While common courtesy may seem relatively insignificant in the grand scheme of things, it is a reflection of more basic values. More important, if you develop the habit of respecting others, you are likely to command respect from them.
What a better world this would be if we worked together in harmony toward the achievement of our shared goals instead of engaging in petty disputes and turf battles.
When you allow yourself to be dragged into personality conflicts, game playing, arguments about who gets the credit, and disagreements about trivial issues, they only drain your energy and sour your attitude. Plus you waste valuable time that could be spent on far more important matters.
When you make an effort to understand others’ motivations, you may well discover that your opponents have far more in common with you than you think. When you cage your ego and look at the situation from the other person’s point of view, you can almost always find a way to work together for your mutual advantage.
Sometimes it is wiser to join forces with opponents than to fight them.

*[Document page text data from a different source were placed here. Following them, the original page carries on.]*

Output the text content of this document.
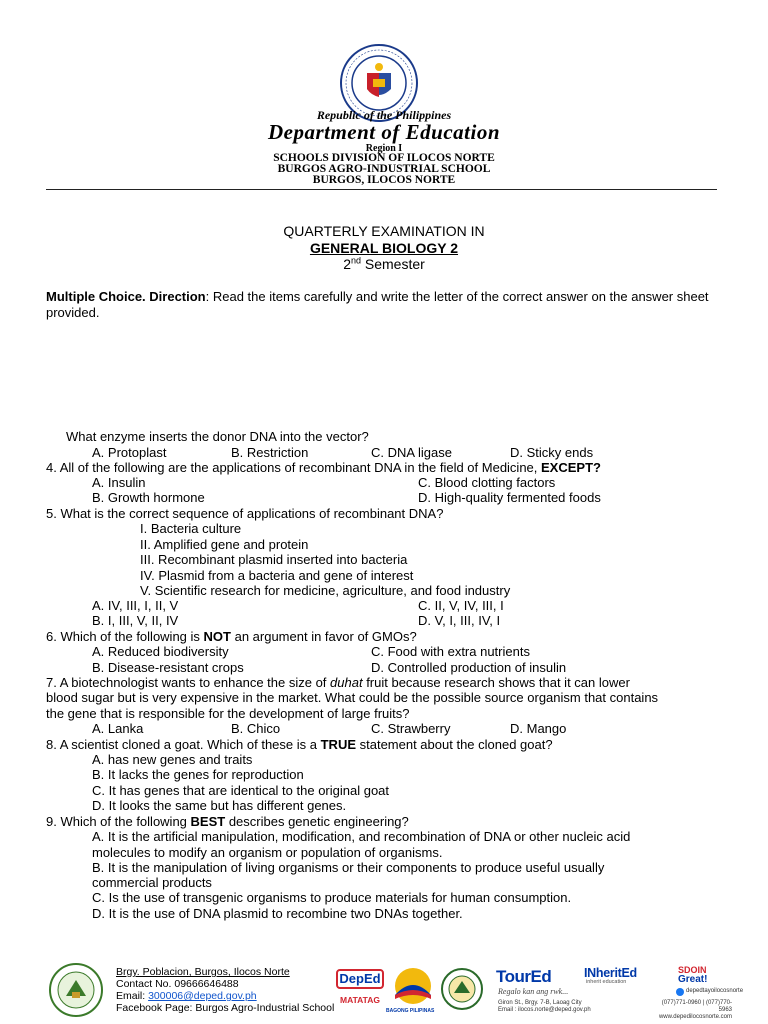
Republic of the Philippines
Department of Education
Region I
SCHOOLS DIVISION OF ILOCOS NORTE
BURGOS AGRO-INDUSTRIAL SCHOOL
BURGOS, ILOCOS NORTE
QUARTERLY EXAMINATION IN
GENERAL BIOLOGY 2
2nd Semester
Multiple Choice. Direction: Read the items carefully and write the letter of the correct answer on the answer sheet provided.
What enzyme inserts the donor DNA into the vector?
A. Protoplast	B. Restriction	C. DNA ligase	D. Sticky ends
4. All of the following are the applications of recombinant DNA in the field of Medicine, EXCEPT?
A. Insulin	C. Blood clotting factors
B. Growth hormone	D. High-quality fermented foods
5. What is the correct sequence of applications of recombinant DNA?
I. Bacteria culture
II. Amplified gene and protein
III. Recombinant plasmid inserted into bacteria
IV. Plasmid from a bacteria and gene of interest
V. Scientific research for medicine, agriculture, and food industry
A. IV, III, I, II, V	C. II, V, IV, III, I
B. I, III, V, II, IV	D. V, I, III, IV, I
6. Which of the following is NOT an argument in favor of GMOs?
A. Reduced biodiversity	C. Food with extra nutrients
B. Disease-resistant crops	D. Controlled production of insulin
7. A biotechnologist wants to enhance the size of duhat fruit because research shows that it can lower
blood sugar but is very expensive in the market. What could be the possible source organism that contains
the gene that is responsible for the development of large fruits?
A. Lanka	B. Chico	C. Strawberry	D. Mango
8. A scientist cloned a goat. Which of these is a TRUE statement about the cloned goat?
A. has new genes and traits
B. It lacks the genes for reproduction
C. It has genes that are identical to the original goat
D. It looks the same but has different genes.
9. Which of the following BEST describes genetic engineering?
A. It is the artificial manipulation, modification, and recombination of DNA or other nucleic acid
molecules to modify an organism or population of organisms.
B. It is the manipulation of living organisms or their components to produce useful usually
commercial products
C. Is the use of transgenic organisms to produce materials for human consumption.
D. It is the use of DNA plasmid to recombine two DNAs together.
Brgy. Poblacion, Burgos, Ilocos Norte
Contact No. 09666646488
Email: 300006@deped.gov.ph
Facebook Page: Burgos Agro-Industrial School
DepEd
MATATAG
BAGONG PILIPINAS
TourEd	INheritEd
inherit education
SDOIN
Great!
Regalo kan ang rwk...	depedtayoilocosnorte
Giron St., Brgy. 7-B, Laoag City
Email : ilocos.norte@deped.gov.ph
(077)771-0960 | (077)770-5963
www.depedilocosnorte.com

What we do not see, what most of us never suspect of existing, is the silent but irresistible power which comes to the rescue of those who fight on in the face of discouragement.
Schoolchildren sometimes play a game called “Honesty.” The rules are simple: For a designated period of time, the participants must tell the truth regardless of the subject. They then ask each other leading questions such as, “Do you like my hair?” “Do you think Lindsay is cute?” Inevitably someone gets angry when he or she discovers that these friends had been shading the truth, telling “little white lies,” to spare the person’s feelings. Even when the game is over, its lessons are not soon forgotten.
Being honest with others doesn’t mean being brutal. It isn’t necessary to tell people everything you don’t like about them under the guise of being frank with them “for their own good.” Sometimes it’s better if we don’t know every person’s innermost feelings about us. Respect for another’s self-esteem often means telling them too little truth instead of too much.